Thursday, June 25, 2009

Armies, Part 4: The Missional Army

In my view, the only really effective armies are those that prioritize the mission. When the mission of engaging the Enemy and capturing what belongs to him remains at the forefront, with community and institution subordinate to it, then (and only then!) is an army doing what an army is designed to do. Because while the structures and forms of military life have value and are even necessary for effectiveness, they can’t be primary and the army continue to be effective as an army. Neither can camaraderie and community become primary or the army becomes another kind of civic or social organization like the Elks, the Optimists, or (at best) Rotary.

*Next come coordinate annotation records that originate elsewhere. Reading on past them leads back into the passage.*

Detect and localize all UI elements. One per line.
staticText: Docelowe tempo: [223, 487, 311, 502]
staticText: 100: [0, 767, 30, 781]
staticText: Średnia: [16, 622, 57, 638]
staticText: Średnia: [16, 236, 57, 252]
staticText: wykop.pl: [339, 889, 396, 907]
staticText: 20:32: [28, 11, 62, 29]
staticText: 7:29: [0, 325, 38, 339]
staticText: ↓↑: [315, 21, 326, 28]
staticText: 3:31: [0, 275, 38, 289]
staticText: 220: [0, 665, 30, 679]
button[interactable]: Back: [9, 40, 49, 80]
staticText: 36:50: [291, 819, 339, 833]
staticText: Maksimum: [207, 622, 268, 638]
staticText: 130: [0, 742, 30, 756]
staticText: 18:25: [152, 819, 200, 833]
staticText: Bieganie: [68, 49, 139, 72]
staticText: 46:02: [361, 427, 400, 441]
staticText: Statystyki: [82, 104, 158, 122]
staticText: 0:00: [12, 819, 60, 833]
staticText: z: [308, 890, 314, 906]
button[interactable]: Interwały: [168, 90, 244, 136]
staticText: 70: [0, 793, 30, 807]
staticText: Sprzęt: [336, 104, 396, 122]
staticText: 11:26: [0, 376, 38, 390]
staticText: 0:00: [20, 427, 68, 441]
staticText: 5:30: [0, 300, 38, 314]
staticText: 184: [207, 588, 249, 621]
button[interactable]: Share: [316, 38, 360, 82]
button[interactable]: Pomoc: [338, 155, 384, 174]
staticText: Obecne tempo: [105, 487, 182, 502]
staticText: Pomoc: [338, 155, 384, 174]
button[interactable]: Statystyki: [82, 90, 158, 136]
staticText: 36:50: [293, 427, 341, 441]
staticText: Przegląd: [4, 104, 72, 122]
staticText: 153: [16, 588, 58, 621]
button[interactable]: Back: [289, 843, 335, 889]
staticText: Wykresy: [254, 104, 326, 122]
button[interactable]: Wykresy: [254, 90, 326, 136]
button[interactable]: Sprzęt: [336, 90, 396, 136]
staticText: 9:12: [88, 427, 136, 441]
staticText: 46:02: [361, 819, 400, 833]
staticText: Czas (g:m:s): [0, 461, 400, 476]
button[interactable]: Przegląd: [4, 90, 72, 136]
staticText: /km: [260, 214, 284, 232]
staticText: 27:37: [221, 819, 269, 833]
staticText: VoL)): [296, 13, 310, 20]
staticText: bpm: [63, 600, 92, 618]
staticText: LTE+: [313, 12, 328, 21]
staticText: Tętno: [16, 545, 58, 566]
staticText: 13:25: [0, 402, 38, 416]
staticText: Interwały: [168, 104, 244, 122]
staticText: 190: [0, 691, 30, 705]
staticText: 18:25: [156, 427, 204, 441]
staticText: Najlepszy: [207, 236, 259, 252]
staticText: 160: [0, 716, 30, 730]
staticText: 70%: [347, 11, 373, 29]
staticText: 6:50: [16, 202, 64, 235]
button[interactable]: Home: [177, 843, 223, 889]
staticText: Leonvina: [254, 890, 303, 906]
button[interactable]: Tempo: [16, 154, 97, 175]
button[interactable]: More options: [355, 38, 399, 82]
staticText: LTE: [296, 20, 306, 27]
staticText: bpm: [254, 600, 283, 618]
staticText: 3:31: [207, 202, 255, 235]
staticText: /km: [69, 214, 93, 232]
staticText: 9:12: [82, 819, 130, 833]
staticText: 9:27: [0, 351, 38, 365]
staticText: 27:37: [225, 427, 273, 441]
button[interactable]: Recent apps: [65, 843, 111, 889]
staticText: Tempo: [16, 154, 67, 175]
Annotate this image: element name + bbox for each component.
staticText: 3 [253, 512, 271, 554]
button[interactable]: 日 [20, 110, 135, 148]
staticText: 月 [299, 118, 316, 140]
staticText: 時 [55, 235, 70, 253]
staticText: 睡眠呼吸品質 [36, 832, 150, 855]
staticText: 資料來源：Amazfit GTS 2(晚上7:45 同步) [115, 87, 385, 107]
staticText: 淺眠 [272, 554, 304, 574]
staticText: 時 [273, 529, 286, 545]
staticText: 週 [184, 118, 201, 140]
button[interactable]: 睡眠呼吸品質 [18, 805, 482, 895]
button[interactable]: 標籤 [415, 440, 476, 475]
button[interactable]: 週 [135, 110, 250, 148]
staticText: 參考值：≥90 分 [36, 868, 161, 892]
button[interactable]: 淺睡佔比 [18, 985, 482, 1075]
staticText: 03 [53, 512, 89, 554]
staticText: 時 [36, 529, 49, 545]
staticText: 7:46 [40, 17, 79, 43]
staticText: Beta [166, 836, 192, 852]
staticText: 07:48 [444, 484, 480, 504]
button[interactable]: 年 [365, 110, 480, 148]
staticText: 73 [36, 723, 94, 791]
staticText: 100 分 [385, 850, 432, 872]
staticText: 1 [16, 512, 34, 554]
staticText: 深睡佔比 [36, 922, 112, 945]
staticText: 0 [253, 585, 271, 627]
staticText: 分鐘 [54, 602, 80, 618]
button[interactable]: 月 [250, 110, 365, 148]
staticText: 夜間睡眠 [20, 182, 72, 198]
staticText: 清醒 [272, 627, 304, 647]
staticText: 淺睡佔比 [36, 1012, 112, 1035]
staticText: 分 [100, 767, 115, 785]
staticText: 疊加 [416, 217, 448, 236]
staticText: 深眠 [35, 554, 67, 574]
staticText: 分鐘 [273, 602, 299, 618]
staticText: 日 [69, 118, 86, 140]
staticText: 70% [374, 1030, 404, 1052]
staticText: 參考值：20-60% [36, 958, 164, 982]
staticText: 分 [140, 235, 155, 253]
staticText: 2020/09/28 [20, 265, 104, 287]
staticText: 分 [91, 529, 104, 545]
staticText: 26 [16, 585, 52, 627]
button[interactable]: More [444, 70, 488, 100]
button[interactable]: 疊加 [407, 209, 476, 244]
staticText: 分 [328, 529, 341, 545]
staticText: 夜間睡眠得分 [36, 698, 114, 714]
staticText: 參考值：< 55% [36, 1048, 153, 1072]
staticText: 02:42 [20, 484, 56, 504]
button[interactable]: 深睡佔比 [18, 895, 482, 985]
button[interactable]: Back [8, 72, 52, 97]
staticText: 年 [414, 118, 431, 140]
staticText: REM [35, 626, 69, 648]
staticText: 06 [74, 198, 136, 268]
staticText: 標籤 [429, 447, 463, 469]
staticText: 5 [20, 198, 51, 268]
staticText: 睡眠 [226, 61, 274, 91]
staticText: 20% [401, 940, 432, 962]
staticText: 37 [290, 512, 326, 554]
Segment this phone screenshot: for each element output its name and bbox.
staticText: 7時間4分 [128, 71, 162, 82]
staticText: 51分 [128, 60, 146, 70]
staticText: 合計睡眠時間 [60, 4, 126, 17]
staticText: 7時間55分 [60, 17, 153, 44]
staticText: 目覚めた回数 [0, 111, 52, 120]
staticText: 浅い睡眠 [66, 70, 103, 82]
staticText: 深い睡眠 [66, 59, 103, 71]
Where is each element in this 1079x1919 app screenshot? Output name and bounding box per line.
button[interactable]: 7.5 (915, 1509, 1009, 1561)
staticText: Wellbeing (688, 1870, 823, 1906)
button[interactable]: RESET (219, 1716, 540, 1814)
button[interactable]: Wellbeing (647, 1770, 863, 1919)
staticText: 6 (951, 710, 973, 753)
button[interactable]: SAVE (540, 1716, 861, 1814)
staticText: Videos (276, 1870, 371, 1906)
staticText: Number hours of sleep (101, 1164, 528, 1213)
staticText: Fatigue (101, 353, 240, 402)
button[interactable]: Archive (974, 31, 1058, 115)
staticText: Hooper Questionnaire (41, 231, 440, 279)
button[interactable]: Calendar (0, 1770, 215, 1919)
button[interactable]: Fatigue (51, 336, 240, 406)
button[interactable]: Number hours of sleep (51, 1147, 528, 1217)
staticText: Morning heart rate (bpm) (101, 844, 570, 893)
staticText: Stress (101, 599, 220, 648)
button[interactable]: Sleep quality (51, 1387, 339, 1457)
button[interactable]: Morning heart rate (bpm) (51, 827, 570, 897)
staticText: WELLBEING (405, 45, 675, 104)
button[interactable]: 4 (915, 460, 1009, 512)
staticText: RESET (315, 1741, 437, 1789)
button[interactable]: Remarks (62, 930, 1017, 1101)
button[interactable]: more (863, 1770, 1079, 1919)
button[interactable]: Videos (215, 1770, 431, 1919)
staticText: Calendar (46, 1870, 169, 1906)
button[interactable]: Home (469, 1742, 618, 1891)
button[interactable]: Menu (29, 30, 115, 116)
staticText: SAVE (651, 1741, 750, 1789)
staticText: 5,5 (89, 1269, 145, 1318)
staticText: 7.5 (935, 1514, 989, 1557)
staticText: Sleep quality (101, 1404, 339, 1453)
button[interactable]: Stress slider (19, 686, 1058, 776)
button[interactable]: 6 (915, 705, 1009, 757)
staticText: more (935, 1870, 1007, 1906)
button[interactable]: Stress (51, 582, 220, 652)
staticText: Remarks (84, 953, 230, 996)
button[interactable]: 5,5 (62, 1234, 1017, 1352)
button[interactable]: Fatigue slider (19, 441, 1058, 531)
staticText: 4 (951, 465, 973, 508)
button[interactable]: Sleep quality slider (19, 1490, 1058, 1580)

No, the mission must always be kept at the forefront, where it can give shape to the community and institutional aspects of army life which are designed to support it, rather than the vice versa.

One of my fears as a pastor is that our churches in America have become either “Relational Armies” or “Institutional Armies,” and thus, in some important ways, not really armies at all. And these pitfalls have little to do with theology. Conservative and evangelical churches can become social clubs and museum pieces just as easily as liberal ones if the mission is either forgotten or changed. Instead, I think it is due to the fact we in America are quite accustomed to life being easy and so expect Christianity to be so. We look for comforting structures or relationships with people who look/talk/act/think like we do, never realizing that the whole point of our Christianity is to reach and build up in the faith people who are nothing like us. And so, paraphrasing Chesterton, we find real Christianity difficult and hence leave it untried. But for the Church in America to regain the level of culture changing impact it once had here, it has to re-focus its energies on accomplishing the mission. People are dying everywhere around us, enslaved to sin and Satan, while we spend our time either shining our armor or talking to each other. Advancing into battle is what is required, but will we the American Church hear the trumpet call in time to make a difference in its outcome? I truly hope so.